When it comes to nutrition, alcohol is neither fish nor fowl, but its effects can be plenty foul when it comes to nutritional sabotage. As opposed to doling out four calories per gram like carbohydrates (including sugar) or nine calories per gram like dietary fat, alcohol delivers seven calories per gram. This can be extremely confusing to some people who are used to reading a traditional nutrition facts label and having everything neatly accounted for. They may peruse the label of an alcoholic beverage, multiply the carbs and protein content (both of which are expressed in grams) by four, conclude with a number below 60 and be clueless as to where the 100 other mysterious calories in the drink came from.

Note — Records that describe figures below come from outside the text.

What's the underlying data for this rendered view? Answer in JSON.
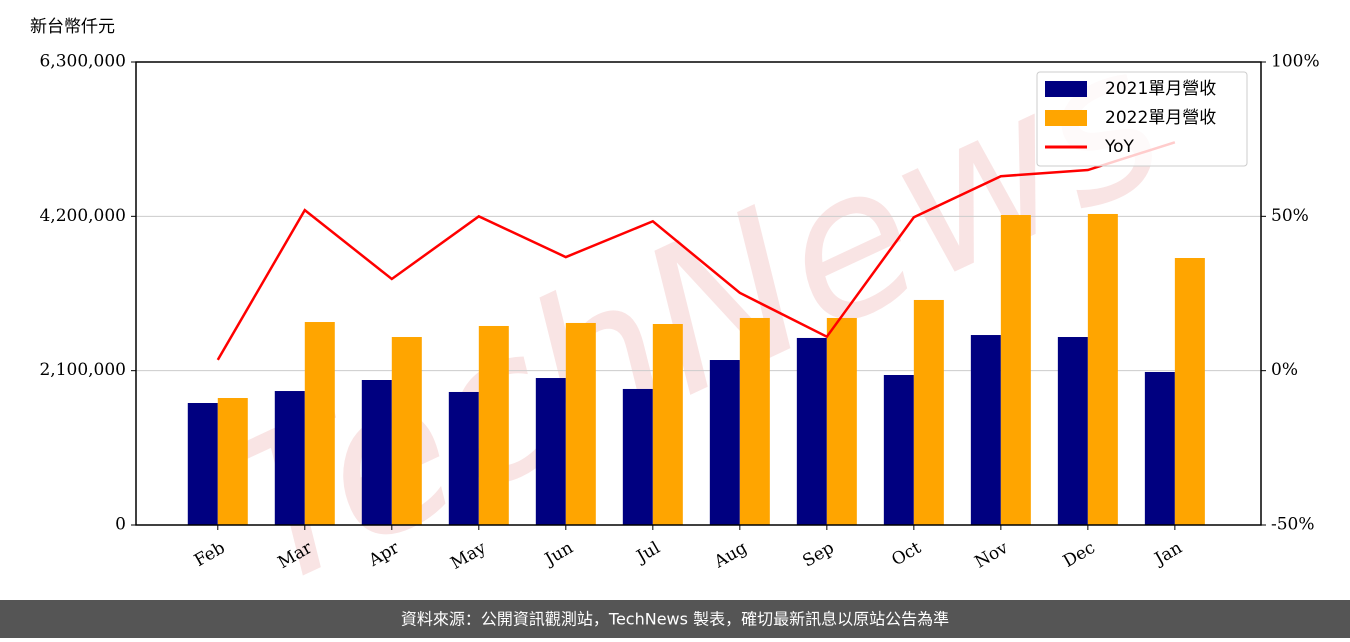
{
  "chart_data": {
    "type": "bar",
    "y_label": "新台幣仟元",
    "watermark": "TechNews",
    "footer": "資料來源：公開資訊觀測站，TechNews 製表，確切最新訊息以原站公告為準",
    "categories": [
      "Feb",
      "Mar",
      "Apr",
      "May",
      "Jun",
      "Jul",
      "Aug",
      "Sep",
      "Oct",
      "Nov",
      "Dec",
      "Jan"
    ],
    "series": [
      {
        "name": "2021單月營收",
        "color": "#000080",
        "values": [
          1660000,
          1823000,
          1973000,
          1810000,
          2000000,
          1851000,
          2245000,
          2545000,
          2041000,
          2585000,
          2558000,
          2082000
        ]
      },
      {
        "name": "2022單月營收",
        "color": "#ffa500",
        "values": [
          1728000,
          2762000,
          2558000,
          2708000,
          2749000,
          2735000,
          2817000,
          2817000,
          3062000,
          4218000,
          4232000,
          3633000
        ]
      },
      {
        "name": "YoY",
        "color": "#ff0000",
        "type": "line",
        "axis": "y2",
        "values": [
          3.5,
          52,
          29.7,
          50,
          36.8,
          48.4,
          25.2,
          11,
          49.7,
          63,
          65,
          74
        ]
      }
    ],
    "ylim": [
      0,
      6300000
    ],
    "yticks": [
      {
        "value": 0,
        "label": "0"
      },
      {
        "value": 2100000,
        "label": "2,100,000"
      },
      {
        "value": 4200000,
        "label": "4,200,000"
      },
      {
        "value": 6300000,
        "label": "6,300,000"
      }
    ],
    "y2lim": [
      -50,
      100
    ],
    "y2ticks": [
      {
        "value": -50,
        "label": "-50%"
      },
      {
        "value": 0,
        "label": "0%"
      },
      {
        "value": 50,
        "label": "50%"
      },
      {
        "value": 100,
        "label": "100%"
      }
    ],
    "grid": true,
    "legend": "upper right"
  }
}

The answer: Pure alcohol, baby.
Okay, but alcohol calories aren’t worse than any other sort of calories, right? I mean, it’s basically the same thing as drinking a can of Mountain Dew.
You wish!
In essence, your digestive system recognizes alcohol the same way NBA defenses recognize LeBron James, and those defenses do whatever they can to keep him away from the basket. Your body will throw the equivalent of a triple team at the alcohol, breaking it down into fat and acetate, and then doing its best to burn those components off first in order to get rid of them. Otherwise, it’s stored as body fat relatively quickly.
Here’s the critical part: Because your body’s defense system is triple-teaming the alcohol and doing its best to fight it off, anything that’s been paired with the alcohol — including the soda you mixed it with, or the street tacos you were chasing with your wine — is permitted to roam freely and do all sorts of damage. In other words, none of the protein, fats or carbohydrates that teamed together with the alcohol are getting burned off. As a result, they’re piling up points against your waistline at will.
It seems like the juice isn’t worth the squeeze, the fermentation or the guzzling!
Hey, you had fun during and after the drinking, didn’t you? As long as you think of wine as a once-a-week beverage and not as a twice-per-meal essential source of hydration (because it won’t work), you should be okay. However, if you’re a four-glass-per-day wine aficionado, you’re adding between 400 to 600 calories to your daily caloric intake, and adding it in a way that’s going to compromise your body’s ability to manage other nutrients.
Take heed, because you probably won’t feel nearly as sophisticated during the process of burning off those wine-derived calories as you did while you were piling them on.